Con questa premessa, ecco i tre errori. Primo,non abbiamo mai sostenuto che si debba concentrare le risorse sui grandi atenei. Ripetiamo: abbiamo sempre parlato di concentrazione dei fondi pro-capite, non dei fondi in assoluto. Quindi la maggiore concentrazione che auspichiamo nella "quota premiale" può benissimo andare a vantaggio degli atenei più piccoli. Molti di questi hanno ottimi dipartimenti; e molti grandi atenei hanno tanti dipartimenti mediocri. E qui viene il secondo errore: quando si parla di ricerca vanno premiati i dipartimenti migliori, non gli atenei. Terzo errore: «autoproclamatisi ». Un errore così macroscopico che dubitiamo possa essere stato commesso in buona fede: davvero potremmo proporre di migliorare la valutazione della ricerca e allo stesso tempo di dare più soldi a chi si «autoproclama» migliore degli altri?

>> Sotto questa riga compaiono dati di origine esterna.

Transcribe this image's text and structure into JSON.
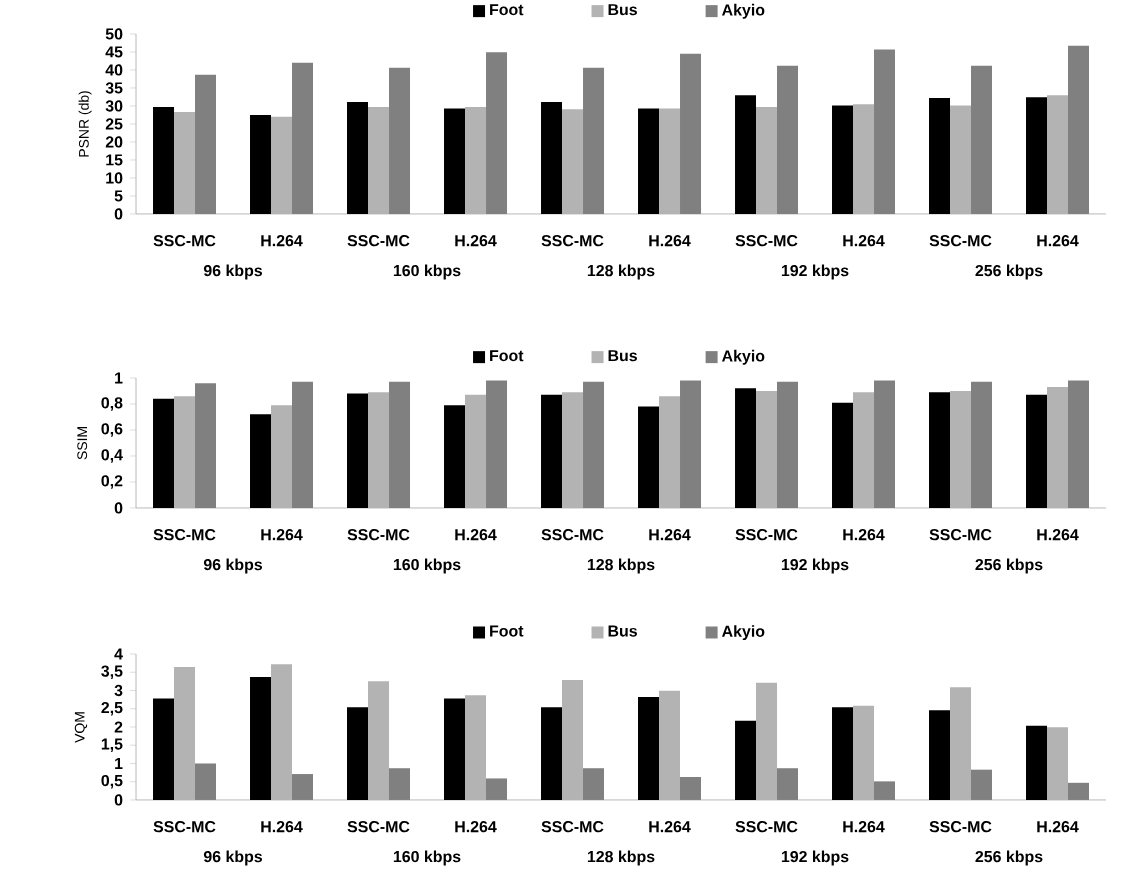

In realtà, in quasi tutti gli interventi c’è un gigantesco elefante nella stanza: l’Istituto Italiano di Tecnologia, un centro che opera in gran parte con regole proprie, e certamente ben finanziato. È una realtà che non conosciamo e su cui non abbiamo un’opinione. La senatrice Cattaneo, che ha condotto una lunga battaglia contro l’IIT, ci accusa di voler creare «oligarchie della conoscenza» o «nuovi centri privilegiati», e di voler promuovere «una visione della ricerca che accentra risorse e usa i fondi pubblici per intestarsi competenze e idee sviluppate altrove, si autoproclama eccellente, rifuggendo ogni competizione ad armi pari», nonché di voler «creare ulteriori enti o fondazioni da dotare di fondi pubblici "propri e privilegiati"», di promuovere gli ennesimi «vincitori senza gara». L’esatto opposto di quello che proponiamo. Può darsi che i tanti critici dell’IIT abbiano ragione, peccato che l’IIT non c’entri niente con quanto abbiamo scritto.

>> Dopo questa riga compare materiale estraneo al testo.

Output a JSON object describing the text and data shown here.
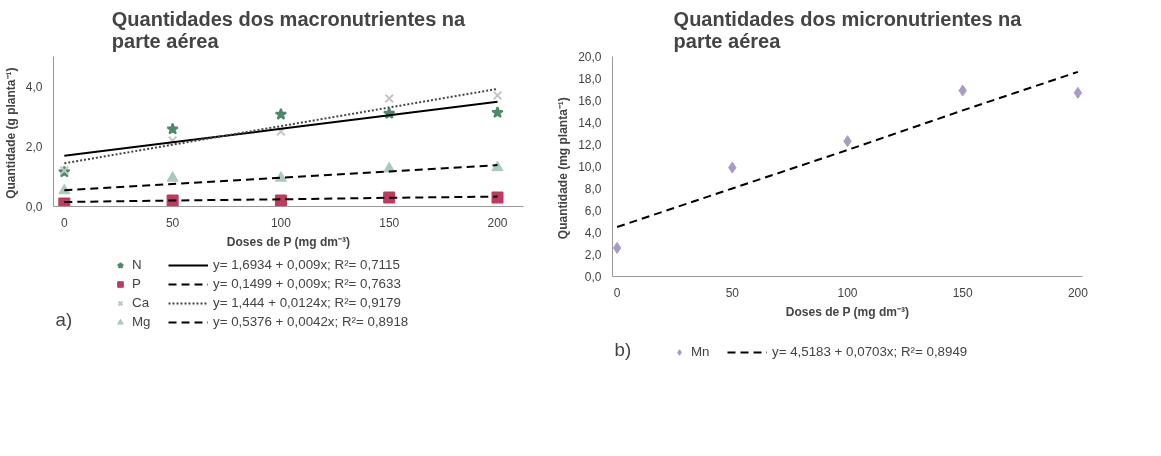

Tra le altre critiche: per alcuni la ricerca, o meglio i ricercatori, non possono e non debbono essere valutati. È una tesi molto comoda, spesso accompagnata dalla trita giustificazione che «la cultura non è un mercato e non è quantificabile, come invece credono i bocconiani». Chi la sostiene dovrebbe per coerenza proporre di estrarre a sorte chi dirige l’acceleratore del Cern tra tutti i ricercatori in fisica. Inoltre è proprio grazie a questa logica che gli atenei più forti e ben connessi, quindi quelli più grandi, riusciranno ad accaparrarsi una quota sproprozionata dei finanziamenti.
Altri ritengono che «tutte le università e dipartimenti devono essere centri di eccellenza», ma si guardano bene dal dire come. Questa posizione deriva da una profonda incomprensione di come funziona la ricerca: sarebbe bello che tutti fossero dei potenziali premi Nobel, ma la realtà è più complicata. Questo non significa che non si debba pensare a meccanismi per incentivare tutti a migliorarsi.
Infine, molti hanno sparato ad alzo zero contro l’ennesimo presunto attacco "liberista" al diritto allo studio. Le etichette non ci interessano, ma la sostanza è esattamente l’opposto. Da anni sosteniamo che lo stato debba offrire più borse di studio, che coprano anche il costo della vita fuori sede, liberando così gli studenti meritevoli dalla schiavitù delle università di basso livello sotto casa. Coloro che rifiutano meccanismi concreti per spronare l’università a migliorarsi di fatto perpetuano la ghettizzazione degli studenti più sfortunati.
Né li salverà la debordante retorica di cui sono intrise tante risposte al nostro intervento. Anche noi conosciamo ricercatori straordinari in ogni parte d’Italia, tanto più straordinari perché lottano contro storture e ostacoli di ogni tipo. Ma ricorrere alla retorica e alla pomposità, riempirsi continuamente la bocca con le «straordinarie eccellenze italiane » per salvaguardare lo status quo, serve solo a isolare queste straordinarie capacità.